Patricia Roberts, the gift company’s chief operating officer, says that while it’s possible to use the same plan for multiple children, it’s generally not desirable because most 529 plans are invested in age-based portfolios that take into account the time horizon for the funds to grow. College.

Impact on financial aid eligibility

Finally, any funds in a 529 plan generally reduce how much financial aid is needed to afford college and may change the ability to receive need-based aid.

But that might not be such a bad thing—most financial aid packages include student loans. So higher savings in a 529 can mean your student will incur less student loan debt than if they weren’t in the plan.

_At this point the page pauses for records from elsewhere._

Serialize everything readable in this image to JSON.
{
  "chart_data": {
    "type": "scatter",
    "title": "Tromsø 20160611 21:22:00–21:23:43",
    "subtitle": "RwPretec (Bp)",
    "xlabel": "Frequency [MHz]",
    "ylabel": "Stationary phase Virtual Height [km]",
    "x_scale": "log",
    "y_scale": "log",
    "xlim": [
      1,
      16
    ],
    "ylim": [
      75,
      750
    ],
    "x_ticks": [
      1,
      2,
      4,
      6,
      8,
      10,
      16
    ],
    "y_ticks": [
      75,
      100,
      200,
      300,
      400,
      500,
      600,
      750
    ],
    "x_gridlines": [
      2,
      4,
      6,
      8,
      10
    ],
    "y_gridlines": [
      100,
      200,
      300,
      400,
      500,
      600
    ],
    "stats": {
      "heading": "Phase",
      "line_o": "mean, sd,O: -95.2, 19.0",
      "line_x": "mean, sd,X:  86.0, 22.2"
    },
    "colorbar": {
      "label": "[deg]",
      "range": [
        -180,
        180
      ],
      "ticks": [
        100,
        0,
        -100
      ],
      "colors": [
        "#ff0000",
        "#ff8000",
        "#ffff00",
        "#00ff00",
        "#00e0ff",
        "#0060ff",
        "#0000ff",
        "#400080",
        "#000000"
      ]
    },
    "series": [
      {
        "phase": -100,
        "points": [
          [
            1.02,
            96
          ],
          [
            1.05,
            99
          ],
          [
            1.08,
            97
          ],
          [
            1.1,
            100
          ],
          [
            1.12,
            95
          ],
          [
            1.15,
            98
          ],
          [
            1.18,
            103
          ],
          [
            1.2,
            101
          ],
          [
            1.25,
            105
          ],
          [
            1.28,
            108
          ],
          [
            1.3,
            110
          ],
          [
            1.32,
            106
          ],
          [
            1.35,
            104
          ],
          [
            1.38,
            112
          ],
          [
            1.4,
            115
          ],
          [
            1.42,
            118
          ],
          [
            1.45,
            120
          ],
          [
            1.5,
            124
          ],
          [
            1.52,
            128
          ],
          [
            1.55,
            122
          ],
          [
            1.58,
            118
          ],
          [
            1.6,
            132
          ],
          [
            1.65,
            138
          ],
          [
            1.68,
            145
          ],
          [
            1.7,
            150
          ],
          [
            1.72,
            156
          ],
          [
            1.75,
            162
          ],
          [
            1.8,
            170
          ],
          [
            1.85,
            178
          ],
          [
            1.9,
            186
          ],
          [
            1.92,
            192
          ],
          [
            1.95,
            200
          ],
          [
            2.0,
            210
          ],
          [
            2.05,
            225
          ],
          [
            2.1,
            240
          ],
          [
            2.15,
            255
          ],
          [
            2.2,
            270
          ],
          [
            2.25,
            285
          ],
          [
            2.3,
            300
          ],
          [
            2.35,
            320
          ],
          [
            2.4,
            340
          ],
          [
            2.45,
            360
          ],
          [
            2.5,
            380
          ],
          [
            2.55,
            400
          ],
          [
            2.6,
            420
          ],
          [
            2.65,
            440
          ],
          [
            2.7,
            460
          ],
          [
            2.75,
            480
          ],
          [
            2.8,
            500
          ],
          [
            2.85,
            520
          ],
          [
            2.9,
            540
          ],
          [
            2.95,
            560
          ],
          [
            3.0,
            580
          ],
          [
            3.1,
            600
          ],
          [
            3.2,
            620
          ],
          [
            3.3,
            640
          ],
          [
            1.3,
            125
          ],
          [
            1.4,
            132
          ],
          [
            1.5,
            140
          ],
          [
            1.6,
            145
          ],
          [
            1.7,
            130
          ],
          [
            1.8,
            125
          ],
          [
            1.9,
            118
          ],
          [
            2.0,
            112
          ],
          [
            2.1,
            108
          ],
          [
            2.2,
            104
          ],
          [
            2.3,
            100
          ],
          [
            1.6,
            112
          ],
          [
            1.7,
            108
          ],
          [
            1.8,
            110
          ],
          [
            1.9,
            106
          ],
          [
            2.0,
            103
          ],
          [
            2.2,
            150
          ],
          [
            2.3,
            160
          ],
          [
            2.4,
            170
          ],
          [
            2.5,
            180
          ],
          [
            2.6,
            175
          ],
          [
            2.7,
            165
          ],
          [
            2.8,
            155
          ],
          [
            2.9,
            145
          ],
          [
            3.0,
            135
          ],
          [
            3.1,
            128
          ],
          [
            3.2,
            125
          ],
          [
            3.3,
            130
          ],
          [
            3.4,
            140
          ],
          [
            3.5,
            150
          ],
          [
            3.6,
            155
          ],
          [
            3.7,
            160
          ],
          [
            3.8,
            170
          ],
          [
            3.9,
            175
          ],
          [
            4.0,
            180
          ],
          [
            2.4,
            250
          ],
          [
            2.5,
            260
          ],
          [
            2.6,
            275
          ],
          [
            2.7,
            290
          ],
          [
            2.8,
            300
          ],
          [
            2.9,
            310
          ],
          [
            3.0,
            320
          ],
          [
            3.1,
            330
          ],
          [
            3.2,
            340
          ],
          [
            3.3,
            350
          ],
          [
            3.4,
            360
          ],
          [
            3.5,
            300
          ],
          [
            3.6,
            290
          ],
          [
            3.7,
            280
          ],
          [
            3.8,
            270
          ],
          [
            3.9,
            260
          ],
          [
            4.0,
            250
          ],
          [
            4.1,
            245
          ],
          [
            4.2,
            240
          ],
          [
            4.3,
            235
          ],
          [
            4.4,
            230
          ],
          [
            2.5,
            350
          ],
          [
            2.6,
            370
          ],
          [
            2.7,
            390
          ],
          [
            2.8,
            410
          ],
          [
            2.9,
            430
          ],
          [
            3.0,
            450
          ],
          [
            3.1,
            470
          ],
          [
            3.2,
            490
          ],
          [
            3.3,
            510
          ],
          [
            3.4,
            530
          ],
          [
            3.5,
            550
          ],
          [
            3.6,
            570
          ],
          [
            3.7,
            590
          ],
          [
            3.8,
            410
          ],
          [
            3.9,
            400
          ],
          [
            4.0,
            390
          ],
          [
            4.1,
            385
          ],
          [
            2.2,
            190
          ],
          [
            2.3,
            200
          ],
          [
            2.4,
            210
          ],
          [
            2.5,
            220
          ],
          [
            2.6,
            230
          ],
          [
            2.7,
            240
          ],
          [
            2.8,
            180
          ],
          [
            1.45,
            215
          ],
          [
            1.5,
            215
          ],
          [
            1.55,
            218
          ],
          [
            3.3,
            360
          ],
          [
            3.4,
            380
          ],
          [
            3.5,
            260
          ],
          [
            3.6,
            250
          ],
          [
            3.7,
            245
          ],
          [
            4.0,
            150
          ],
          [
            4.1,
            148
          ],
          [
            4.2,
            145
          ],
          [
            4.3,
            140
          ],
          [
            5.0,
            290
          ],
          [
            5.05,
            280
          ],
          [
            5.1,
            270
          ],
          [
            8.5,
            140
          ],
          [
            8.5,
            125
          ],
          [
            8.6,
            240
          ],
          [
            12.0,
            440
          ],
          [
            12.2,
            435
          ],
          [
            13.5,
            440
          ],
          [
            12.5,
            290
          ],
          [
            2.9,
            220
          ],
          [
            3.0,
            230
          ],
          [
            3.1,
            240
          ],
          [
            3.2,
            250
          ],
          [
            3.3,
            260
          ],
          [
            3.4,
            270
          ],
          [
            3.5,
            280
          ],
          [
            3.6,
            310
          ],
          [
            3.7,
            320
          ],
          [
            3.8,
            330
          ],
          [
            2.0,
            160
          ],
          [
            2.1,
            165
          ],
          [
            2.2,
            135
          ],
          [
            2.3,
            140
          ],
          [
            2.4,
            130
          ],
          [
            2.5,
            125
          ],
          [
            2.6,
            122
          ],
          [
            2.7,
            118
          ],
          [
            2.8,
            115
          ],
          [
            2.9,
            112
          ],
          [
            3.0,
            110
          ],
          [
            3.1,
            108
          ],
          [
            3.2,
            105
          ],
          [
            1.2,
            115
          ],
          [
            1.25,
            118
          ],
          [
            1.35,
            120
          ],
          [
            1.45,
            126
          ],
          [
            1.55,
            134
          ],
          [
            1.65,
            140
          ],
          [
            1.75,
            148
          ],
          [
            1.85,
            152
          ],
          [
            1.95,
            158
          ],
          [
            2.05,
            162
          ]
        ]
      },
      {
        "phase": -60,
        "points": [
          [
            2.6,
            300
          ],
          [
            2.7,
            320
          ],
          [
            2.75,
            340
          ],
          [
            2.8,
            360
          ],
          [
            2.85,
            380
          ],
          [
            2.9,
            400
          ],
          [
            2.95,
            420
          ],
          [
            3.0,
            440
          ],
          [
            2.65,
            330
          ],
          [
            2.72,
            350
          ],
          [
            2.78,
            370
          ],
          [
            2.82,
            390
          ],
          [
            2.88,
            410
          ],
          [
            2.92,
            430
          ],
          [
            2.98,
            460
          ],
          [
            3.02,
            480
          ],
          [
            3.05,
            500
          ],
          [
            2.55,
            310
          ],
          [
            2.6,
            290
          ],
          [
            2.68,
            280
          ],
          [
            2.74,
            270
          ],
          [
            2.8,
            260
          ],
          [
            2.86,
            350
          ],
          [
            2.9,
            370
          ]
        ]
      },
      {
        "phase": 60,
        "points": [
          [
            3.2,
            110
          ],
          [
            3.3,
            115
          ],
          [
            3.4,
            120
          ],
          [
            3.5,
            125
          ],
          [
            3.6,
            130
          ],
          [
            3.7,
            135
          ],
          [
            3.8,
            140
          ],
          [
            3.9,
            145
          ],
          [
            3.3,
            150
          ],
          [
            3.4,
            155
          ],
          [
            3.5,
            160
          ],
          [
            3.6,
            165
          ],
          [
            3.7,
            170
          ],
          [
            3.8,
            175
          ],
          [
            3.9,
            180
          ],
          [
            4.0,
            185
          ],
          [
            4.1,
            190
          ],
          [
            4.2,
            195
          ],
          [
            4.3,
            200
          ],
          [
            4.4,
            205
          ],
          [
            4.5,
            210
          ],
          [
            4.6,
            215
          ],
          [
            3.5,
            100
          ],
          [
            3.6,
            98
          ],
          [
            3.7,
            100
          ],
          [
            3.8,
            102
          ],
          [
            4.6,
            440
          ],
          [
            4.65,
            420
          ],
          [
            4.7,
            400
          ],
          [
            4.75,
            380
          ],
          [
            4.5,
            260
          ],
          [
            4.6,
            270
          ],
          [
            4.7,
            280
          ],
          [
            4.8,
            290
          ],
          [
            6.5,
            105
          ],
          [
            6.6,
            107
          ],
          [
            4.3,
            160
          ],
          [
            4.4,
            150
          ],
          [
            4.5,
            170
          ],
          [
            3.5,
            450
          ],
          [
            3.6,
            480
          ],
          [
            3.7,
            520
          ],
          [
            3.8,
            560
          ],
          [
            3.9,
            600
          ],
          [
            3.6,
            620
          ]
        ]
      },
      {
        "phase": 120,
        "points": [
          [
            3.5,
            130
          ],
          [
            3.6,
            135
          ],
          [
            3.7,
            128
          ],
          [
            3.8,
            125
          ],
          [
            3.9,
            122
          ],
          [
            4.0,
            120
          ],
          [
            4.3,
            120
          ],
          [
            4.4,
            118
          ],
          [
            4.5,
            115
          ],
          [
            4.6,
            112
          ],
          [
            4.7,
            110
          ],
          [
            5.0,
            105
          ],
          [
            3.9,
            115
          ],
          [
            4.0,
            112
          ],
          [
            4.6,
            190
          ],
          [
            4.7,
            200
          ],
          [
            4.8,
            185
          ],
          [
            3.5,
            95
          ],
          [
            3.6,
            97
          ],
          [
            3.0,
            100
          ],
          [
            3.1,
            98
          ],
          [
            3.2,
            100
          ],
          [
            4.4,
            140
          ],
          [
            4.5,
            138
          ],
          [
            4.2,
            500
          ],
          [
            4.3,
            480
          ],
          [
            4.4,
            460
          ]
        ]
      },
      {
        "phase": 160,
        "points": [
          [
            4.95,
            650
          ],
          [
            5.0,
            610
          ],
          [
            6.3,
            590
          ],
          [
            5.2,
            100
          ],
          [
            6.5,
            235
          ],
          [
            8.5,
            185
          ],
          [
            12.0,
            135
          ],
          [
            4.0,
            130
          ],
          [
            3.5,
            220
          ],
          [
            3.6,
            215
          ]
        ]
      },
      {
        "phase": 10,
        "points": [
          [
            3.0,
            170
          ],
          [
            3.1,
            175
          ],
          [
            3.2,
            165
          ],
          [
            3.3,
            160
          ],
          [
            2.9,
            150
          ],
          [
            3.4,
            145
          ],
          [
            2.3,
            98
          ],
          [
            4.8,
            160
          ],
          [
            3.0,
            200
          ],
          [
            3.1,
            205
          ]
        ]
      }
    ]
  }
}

“Having a 529 plan is more valuable than relying on a form of assistance that you may or may not receive,” says Roberts. “[Financial aid] often not free money. This is money that should be returned.”

Pros and cons of 529 plans

Saving for college can be a daunting task. However, 529 college savings plans offer families an easy way to start saving money for future expenses. Before opening an account, consider all the pros and cons of the plan.

Additionally, 529 plans are favored by parents for their ability to directly contribute to a child’s education savings using a third-party online platform.

For example, if your child’s birthday is coming up, you can request that loved ones donate directly to their 529 plan using your personal online link. This makes it easier to save for your child’s future college expenses and benefits your child financially in the long run.